Oxidative stress contributes to the progression of non-steroidal anti-inflammatory drug (NSAID)-induced gastrointestinal (GI) cell apoptosis. In our previous study, we reported that nuclear factor erythroid 2-related factor 2 (Nrf2) plays a protective role against ketoprofen-induced GI mucosal oxidative injury. Recent reports suggest that Nrf2 could exhibit antioxidative and antiapoptosis responses through up-regulation of DJ-1 (PARK7). In the current study, we proposed that induction of DJ-1 expression by protocatechuic acid (PCA) might provide a potential therapeutic approach for treating oxidative stress-associated GI ulcer diseases. The results indicated that PCA increased mRNA expression of glutathione peroxidase and heme oxygenase-1 through up-regulation of DJ-1 followed by Nrf2 translocation.

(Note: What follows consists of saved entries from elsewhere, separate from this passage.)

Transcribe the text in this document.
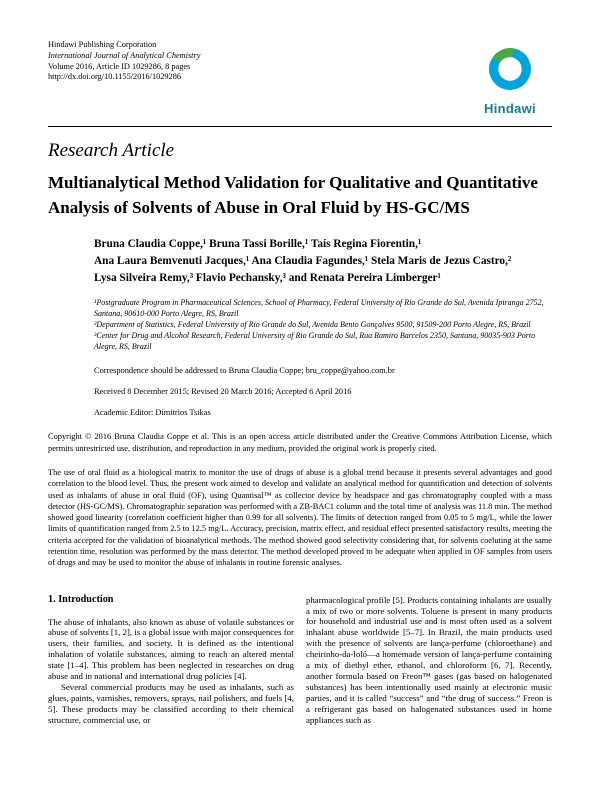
Hindawi Publishing Corporation
International Journal of Analytical Chemistry
Volume 2016, Article ID 1029286, 8 pages
http://dx.doi.org/10.1155/2016/1029286
Hindawi
Research Article
Multianalytical Method Validation for Qualitative and Quantitative Analysis of Solvents of Abuse in Oral Fluid by HS-GC/MS
Bruna Claudia Coppe,¹ Bruna Tassi Borille,¹ Taís Regina Fiorentin,¹
Ana Laura Bemvenuti Jacques,¹ Ana Claudia Fagundes,¹ Stela Maris de Jezus Castro,²
Lysa Silveira Remy,³ Flavio Pechansky,³ and Renata Pereira Limberger¹
¹Postgraduate Program in Pharmaceutical Sciences, School of Pharmacy, Federal University of Rio Grande do Sul, Avenida Ipiranga 2752, Santana, 90610-000 Porto Alegre, RS, Brazil
²Department of Statistics, Federal University of Rio Grande do Sul, Avenida Bento Gonçalves 9500, 91509-200 Porto Alegre, RS, Brazil
³Center for Drug and Alcohol Research, Federal University of Rio Grande do Sul, Rua Ramiro Barcelos 2350, Santana, 90035-903 Porto Alegre, RS, Brazil
Correspondence should be addressed to Bruna Claudia Coppe; bru_coppe@yahoo.com.br
Received 8 December 2015; Revised 20 March 2016; Accepted 6 April 2016
Academic Editor: Dimitrios Tsikas
Copyright © 2016 Bruna Claudia Coppe et al. This is an open access article distributed under the Creative Commons Attribution License, which permits unrestricted use, distribution, and reproduction in any medium, provided the original work is properly cited.
The use of oral fluid as a biological matrix to monitor the use of drugs of abuse is a global trend because it presents several advantages and good correlation to the blood level. Thus, the present work aimed to develop and validate an analytical method for quantification and detection of solvents used as inhalants of abuse in oral fluid (OF), using Quantisal™ as collector device by headspace and gas chromatography coupled with a mass detector (HS-GC/MS). Chromatographic separation was performed with a ZB-BAC1 column and the total time of analysis was 11.8 min. The method showed good linearity (correlation coefficient higher than 0.99 for all solvents). The limits of detection ranged from 0.05 to 5 mg/L, while the lower limits of quantification ranged from 2.5 to 12.5 mg/L. Accuracy, precision, matrix effect, and residual effect presented satisfactory results, meeting the criteria accepted for the validation of bioanalytical methods. The method showed good selectivity considering that, for solvents coeluting at the same retention time, resolution was performed by the mass detector. The method developed proved to be adequate when applied in OF samples from users of drugs and may be used to monitor the abuse of inhalants in routine forensic analyses.
1. Introduction

The abuse of inhalants, also known as abuse of volatile substances or abuse of solvents [1, 2], is a global issue with major consequences for users, their families, and society. It is defined as the intentional inhalation of volatile substances, aiming to reach an altered mental state [1–4]. This problem has been neglected in researches on drug abuse and in national and international drug policies [4].

Several commercial products may be used as inhalants, such as glues, paints, varnishes, removers, sprays, nail polishers, and fuels [4, 5]. These products may be classified according to their chemical structure, commercial use, or

pharmacological profile [5]. Products containing inhalants are usually a mix of two or more solvents. Toluene is present in many products for household and industrial use and is most often used as a solvent inhalant abuse worldwide [5–7]. In Brazil, the main products used with the presence of solvents are lança-perfume (chloroethane) and cheirinho-da-loló—a homemade version of lança-perfume containing a mix of diethyl ether, ethanol, and chloroform [6, 7]. Recently, another formula based on Freon™ gases (gas based on halogenated substances) has been intentionally used mainly at electronic music parties, and it is called “success” and “the drug of success.” Freon is a refrigerant gas based on halogenated substances used in home appliances such as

Furthermore, PCA protected Int-407 cells against ketoprofen-induced oxidative stress by regulating the DJ-1, PI3K, and mTOR pathways. Pretreatment with PCA inhibited mitochondrial ROS generation, up-regulated the mitochondrial membrane potential, and down-regulated pro-apoptotic Bax as well as downstream caspase-8, caspase-9, and caspase-3 activity, and reversed impaired DJ-1 and anti-apoptotic Bcl-2 protein expression in Int-407 cells induced by ketoprofen. Similar to the in vitro results, SD rats treated with PCA before administration of ketoprofen exhibited decreased caspase-3 protein expression as well as oxidative damage, and impairment of the antioxidant system and DJ-1 protein expression in the GI mucosa were reversed. The administration of lansoprazole, a type of proton pump inhibitor (PPI), strongly inhibited ketoprofen-induced GI mucosal injuries via up-regulation of DJ-1, indicating that DJ-1 is essential for the dietary antioxidant- and PPI drug-mediated mechanism of ulcer therapy. These results suggest that DJ-1 could be a novel target for protection against ketoprofen-induced GI ulcers due to its antioxidant and anti-apoptosis characteristics.